Perhaps not for the reason you’d expect, I’m positively dreading the imminent approach of the first anniversary of the terrorist attacks on America – September 11, 2002. It’s not that I’m afraid of a second attack. I seriously doubt that it’s going to happen on that day. In fact, since the terrorists’ main tactic seems to be to strike without warning, this September 11 will most likely be the safest day of the year. I don’t expect an attack when everyone in America is watching the sky.
Also, I’m not dreading expressions of genuine grief, remorse, or loss. There have been many such expressions, and I respect and honor them. I even share in them, as a few months after the attack I posted my own small tribute to the heroes of the day, in Flash form. It was intended as a way to express my own feelings about 9/11, to honor those men and women who gave so much more than most of us will ever have to. I had no agenda or purpose other than that, and I recognize that many others have done the same, and will do the same this year. That’s fine. I respect that, and I support it.
No, what I’m dreading is those who would use the tragedy for their own purposes. The public relations campaigns disguised as tributes, the political agendas being met through the tragedy, the commercial goals being reached.
It’s the “Special Edition” magazines that have begun to overflow the racks of grocery stores, spam e-mails that have already begun circulating, chest-thumping politicians who talk a good talk but don’t walk the walk, television networks who make a big deal out of their hours-long commercial-free tribute specials… all vying for our attention and using a tragic event to get it. It’s the endless repetition of images we’ve seen a thousand times: burning buildings and a smoke-engulfed city, planes smashing and smashing and smashing into the towers. Destruction, death, and despair, all played over and over for us as if we haven’t seen it already.

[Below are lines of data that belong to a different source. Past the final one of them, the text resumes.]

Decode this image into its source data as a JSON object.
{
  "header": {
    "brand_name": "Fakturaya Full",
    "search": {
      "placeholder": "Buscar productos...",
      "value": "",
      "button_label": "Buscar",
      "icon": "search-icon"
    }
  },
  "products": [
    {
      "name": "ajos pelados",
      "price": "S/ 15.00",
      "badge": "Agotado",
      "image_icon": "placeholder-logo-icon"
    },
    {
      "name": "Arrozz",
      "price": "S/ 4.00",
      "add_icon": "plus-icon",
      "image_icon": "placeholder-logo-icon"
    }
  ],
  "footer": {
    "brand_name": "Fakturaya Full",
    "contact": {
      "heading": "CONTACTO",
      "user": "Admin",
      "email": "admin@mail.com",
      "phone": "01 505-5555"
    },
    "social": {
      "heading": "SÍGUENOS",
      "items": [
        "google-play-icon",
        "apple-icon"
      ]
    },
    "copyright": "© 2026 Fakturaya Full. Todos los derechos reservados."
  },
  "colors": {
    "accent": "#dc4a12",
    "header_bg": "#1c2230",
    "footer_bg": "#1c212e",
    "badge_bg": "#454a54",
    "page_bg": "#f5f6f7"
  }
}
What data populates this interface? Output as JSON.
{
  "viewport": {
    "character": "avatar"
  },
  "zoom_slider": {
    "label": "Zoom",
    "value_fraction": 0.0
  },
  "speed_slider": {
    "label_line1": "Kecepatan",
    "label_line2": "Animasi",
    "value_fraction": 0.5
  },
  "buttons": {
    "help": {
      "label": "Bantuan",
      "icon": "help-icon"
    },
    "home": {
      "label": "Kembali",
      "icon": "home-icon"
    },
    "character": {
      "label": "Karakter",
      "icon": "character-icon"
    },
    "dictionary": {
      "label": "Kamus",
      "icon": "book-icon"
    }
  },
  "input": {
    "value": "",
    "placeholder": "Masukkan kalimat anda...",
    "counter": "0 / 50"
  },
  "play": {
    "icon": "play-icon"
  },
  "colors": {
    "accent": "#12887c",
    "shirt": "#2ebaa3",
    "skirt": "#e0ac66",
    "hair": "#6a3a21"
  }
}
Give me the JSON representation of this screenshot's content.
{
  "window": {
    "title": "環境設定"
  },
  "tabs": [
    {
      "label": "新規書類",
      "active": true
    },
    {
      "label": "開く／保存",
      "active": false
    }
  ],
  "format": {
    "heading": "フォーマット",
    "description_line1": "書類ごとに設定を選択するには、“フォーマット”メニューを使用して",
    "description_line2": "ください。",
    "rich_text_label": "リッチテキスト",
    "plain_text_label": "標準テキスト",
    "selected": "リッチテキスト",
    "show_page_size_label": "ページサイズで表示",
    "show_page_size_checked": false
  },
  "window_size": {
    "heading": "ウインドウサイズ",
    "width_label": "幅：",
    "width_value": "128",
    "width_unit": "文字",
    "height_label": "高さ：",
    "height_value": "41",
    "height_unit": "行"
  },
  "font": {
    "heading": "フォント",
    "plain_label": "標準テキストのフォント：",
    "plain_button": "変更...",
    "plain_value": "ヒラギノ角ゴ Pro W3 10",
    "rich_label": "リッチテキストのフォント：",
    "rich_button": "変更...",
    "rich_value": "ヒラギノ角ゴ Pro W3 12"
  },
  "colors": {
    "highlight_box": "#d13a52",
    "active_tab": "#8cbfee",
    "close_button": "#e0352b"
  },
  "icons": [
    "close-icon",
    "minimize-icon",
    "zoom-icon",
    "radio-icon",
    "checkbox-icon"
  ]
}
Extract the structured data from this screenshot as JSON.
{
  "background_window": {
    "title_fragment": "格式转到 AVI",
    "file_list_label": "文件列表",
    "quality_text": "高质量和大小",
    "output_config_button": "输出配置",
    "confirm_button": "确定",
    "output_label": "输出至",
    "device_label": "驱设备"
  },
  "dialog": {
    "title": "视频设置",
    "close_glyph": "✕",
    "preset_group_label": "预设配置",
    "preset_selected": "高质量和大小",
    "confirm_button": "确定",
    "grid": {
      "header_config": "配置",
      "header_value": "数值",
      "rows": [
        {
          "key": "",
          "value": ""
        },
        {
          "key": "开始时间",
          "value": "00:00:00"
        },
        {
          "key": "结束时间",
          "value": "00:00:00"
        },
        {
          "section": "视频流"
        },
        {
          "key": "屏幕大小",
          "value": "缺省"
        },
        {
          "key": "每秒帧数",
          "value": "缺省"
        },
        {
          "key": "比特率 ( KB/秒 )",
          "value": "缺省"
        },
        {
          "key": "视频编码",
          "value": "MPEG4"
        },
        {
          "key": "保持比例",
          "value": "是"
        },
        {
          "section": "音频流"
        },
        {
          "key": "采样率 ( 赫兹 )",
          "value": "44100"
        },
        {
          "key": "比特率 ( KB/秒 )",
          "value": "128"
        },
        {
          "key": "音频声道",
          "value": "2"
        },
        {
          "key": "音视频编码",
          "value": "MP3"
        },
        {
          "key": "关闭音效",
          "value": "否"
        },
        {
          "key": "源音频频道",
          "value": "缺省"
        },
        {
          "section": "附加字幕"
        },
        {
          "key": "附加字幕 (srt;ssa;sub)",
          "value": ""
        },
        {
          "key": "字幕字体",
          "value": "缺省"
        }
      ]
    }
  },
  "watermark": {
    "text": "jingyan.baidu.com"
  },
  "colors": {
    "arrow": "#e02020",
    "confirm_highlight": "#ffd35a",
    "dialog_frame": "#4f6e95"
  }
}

It’s the pandering, the proselytizing, the presumption. It’s PR gone horribly, horribly wrong. It’s publishers and advertisers who make a buck off of other peoples’ misery. It’s politicians who don’t want to honor the dead or the brave so much as they want to further their own agenda and make themselves look good in the eyes of the public. It’s the rampant commercialism of tragedy and self-interest that I object so strongly to. It all disgusts me, and I’m already seeing evidence of it all around me.
I think, on September 11, I’ll be turning off the TV, logging off the Internet, and avoiding anything that looks like newsprint. I think I’ll enjoy the day… spend time with my kids… fly a kite… play with our dog. I think I’ll do my best to enjoy the freedom that this country represents, while turning away from the greed and the selfishness that it sometimes engenders. I will surely think of those that were lost, and those that endured, and what it means to me. Surely, I will do that much. But I will do it in my own way, and I will do it without subjecting myself to the worst of the abuses of a tragic event. I will do it in the way that I think best respects the day, the event, and the tragedy.
I hate (yes, hate) the people who attacked America almost a year ago. However, almost as much, I hate those who would use that tragedy for their own selfish ends. Their disrespect and abuse of tragedy is a crime in itself.